Tristen had no doubt who it was. He knew Uwen by his riding and Gedd by his company. They came up on one another with all deliberate speed, and as they met, Uwen swung in close with him and Crissand.

"The Lord Commander's on 'is way," Uwen said first, "an' sent us back before he got to the river, but we told 'im all what he was set to hear, an' we come back fast as fast."

"The fires are lit," Tristen said. "I've taken precautions and left Emuin and Her Grace in charge, with Lusin. The Amefin that will march are marching."

"No delays as I can see, m'lord. I rode as far as Modeyneth. Lord Drusenan's gone to the wall, and roused out a good lot of archers to riverside, as ain't been needed yet, thank the gods, nor will be, if Lord Cevulirn's across."

"Good news," Tristen said, for Drusenan had promised archers, and if Cefwyn pressed too hard and fast from the east or if the enemy came south from the beginning without that encouragement, then archers on the southern bridges might serve them well.

But wizardry had now a third place to attack, and that was Idrys, riding hard toward the river… while Cefwyn, blind and deaf to magic, knew to watch Ryssand but not men closer to him. Still, the advantages wizardry had in Cefwyn's direction were all too attractive—for it was to protect Cefwyn that Tristen found himself constrained to take actions he would not of his own will take, when his heart told him to cast everything to the winds and follow Idrys to Cefwyn's camp.

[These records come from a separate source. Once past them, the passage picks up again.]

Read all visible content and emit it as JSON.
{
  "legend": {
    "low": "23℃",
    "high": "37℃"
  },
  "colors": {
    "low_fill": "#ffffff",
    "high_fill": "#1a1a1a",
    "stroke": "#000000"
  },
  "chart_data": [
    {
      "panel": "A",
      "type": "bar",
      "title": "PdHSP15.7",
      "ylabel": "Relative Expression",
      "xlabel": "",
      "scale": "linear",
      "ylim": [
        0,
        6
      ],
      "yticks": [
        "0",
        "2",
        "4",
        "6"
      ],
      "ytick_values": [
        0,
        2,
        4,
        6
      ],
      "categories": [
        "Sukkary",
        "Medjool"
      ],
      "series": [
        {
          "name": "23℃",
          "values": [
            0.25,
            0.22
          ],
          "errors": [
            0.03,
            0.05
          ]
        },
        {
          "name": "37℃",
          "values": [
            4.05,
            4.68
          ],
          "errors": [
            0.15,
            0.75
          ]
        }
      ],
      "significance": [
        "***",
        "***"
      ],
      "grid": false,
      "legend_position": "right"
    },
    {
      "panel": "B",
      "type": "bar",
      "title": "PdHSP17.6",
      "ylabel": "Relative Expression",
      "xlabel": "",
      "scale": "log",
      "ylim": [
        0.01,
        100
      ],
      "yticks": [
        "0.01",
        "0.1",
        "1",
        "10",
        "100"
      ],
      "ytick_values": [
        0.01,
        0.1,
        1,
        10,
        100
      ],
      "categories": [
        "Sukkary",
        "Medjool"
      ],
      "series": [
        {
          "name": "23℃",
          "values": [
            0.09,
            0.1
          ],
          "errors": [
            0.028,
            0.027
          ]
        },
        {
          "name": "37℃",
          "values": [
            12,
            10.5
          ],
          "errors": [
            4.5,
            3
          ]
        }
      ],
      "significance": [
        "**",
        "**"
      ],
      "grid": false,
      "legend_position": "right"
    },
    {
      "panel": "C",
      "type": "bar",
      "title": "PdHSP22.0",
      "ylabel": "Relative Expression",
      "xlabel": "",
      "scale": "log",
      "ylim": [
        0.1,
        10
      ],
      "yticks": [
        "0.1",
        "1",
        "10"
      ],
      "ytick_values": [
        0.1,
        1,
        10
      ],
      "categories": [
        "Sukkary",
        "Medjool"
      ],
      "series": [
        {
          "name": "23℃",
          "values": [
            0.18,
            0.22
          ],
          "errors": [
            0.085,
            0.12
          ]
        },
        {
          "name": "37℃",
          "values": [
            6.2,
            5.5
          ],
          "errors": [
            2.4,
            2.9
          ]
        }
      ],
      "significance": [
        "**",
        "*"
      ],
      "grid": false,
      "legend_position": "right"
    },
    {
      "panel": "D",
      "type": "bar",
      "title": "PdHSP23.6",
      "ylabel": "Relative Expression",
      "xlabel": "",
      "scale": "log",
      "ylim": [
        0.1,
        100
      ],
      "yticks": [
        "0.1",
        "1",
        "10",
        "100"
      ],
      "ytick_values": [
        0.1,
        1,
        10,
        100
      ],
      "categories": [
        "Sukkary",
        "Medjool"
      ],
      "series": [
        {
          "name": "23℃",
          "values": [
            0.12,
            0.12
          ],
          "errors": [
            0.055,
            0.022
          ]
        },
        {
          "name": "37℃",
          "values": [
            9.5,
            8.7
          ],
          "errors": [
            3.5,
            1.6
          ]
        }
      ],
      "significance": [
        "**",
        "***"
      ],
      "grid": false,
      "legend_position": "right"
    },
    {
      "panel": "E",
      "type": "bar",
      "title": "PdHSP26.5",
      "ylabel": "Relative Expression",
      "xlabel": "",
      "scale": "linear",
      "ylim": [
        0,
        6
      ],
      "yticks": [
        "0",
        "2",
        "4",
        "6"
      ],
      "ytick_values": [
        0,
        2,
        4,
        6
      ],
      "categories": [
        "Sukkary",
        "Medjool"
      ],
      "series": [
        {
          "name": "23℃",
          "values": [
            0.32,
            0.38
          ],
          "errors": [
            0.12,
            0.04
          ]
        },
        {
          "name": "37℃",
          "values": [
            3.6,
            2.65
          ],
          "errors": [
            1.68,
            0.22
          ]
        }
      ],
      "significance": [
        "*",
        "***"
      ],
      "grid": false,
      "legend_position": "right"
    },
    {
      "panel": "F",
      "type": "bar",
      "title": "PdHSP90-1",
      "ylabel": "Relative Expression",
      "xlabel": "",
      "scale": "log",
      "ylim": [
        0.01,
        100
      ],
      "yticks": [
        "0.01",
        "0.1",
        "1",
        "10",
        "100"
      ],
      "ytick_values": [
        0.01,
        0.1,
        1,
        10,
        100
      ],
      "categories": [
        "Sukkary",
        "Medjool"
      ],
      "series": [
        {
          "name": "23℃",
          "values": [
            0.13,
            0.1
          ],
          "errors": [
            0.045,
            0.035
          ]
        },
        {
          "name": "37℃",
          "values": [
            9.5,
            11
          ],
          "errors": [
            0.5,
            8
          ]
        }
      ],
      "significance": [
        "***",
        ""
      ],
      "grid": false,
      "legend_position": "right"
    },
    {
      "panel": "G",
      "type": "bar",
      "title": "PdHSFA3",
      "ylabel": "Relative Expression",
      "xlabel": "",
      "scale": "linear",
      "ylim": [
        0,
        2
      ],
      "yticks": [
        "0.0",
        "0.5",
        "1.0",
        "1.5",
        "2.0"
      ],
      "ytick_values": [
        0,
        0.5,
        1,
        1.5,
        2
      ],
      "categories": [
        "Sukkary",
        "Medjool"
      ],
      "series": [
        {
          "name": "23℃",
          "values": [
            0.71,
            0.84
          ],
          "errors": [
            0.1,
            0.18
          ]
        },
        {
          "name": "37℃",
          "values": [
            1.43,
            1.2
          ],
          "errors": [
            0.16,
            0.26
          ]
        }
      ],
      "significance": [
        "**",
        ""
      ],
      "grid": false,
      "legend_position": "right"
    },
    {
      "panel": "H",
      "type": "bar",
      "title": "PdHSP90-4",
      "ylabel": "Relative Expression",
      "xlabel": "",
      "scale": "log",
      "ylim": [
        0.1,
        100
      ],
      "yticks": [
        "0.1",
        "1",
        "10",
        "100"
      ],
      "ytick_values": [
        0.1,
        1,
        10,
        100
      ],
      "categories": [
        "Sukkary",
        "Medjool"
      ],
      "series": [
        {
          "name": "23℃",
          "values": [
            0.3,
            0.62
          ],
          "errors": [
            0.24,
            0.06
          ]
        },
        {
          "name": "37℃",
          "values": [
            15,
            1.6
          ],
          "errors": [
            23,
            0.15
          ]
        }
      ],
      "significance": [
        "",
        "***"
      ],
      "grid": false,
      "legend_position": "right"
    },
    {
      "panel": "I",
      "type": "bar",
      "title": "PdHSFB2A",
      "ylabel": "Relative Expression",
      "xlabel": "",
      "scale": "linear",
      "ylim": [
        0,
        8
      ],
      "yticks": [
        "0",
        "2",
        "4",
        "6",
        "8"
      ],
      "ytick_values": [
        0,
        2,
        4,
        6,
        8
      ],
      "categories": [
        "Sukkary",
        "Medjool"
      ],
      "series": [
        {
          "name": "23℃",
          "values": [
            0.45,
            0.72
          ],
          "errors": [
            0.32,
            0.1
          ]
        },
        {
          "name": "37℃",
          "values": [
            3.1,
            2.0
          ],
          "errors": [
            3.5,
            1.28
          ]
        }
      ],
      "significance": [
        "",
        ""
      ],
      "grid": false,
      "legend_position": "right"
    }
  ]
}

He could not go as fast as his thoughts could fly: if magic alone would serve, he could have gone to Ilefínian before dawn, and stood face-to-face with Tasmôrden and the enemy. He could, he was sure, go aside now to the ruins of Althalen and have a way from there. Oh, there were ways and ways to reach Ilefínian, but only one to reach it with an army; and as much confidence as he had in his own strength, it was not enough to fling himself alone into the heart of his enemy's power: the temptation was there, the urge was there, but he trusted neither, fearing traps, not yet seeing enough into Ilefínian to know what he might face.

So he kept his pace at Uwen's side and at Crissand's, and they whiled away the time as they rode with Uwen's account and Uwen's questions, what had they done, who was in authority in Henas'amef and what time they hoped to make. Idrys had questioned Uwen and Gedd very closely, elicited every detail from Gedd, where he had lodged in town, when he had moved, when he had known men were following him and what he had done.

"Yet he gave no names," Crissand asked. "He gave no indication who it might be that he fears."

"Not a one," Uwen said. "Naught that we can do, 'cept by wish-in', which m'lord does, I'm sure."

"That I do," Tristen said fervently, "and wish him speed."

"Speed to us, too," Uwen said, and, turning in his saddle to glance back at the Amefin troop he had driven uphill and down, until men and horses alike had grown used to hard moving. "Ho, ye men, not so sore as ye'd ha' been wi'out ye rid through them hills, is't?"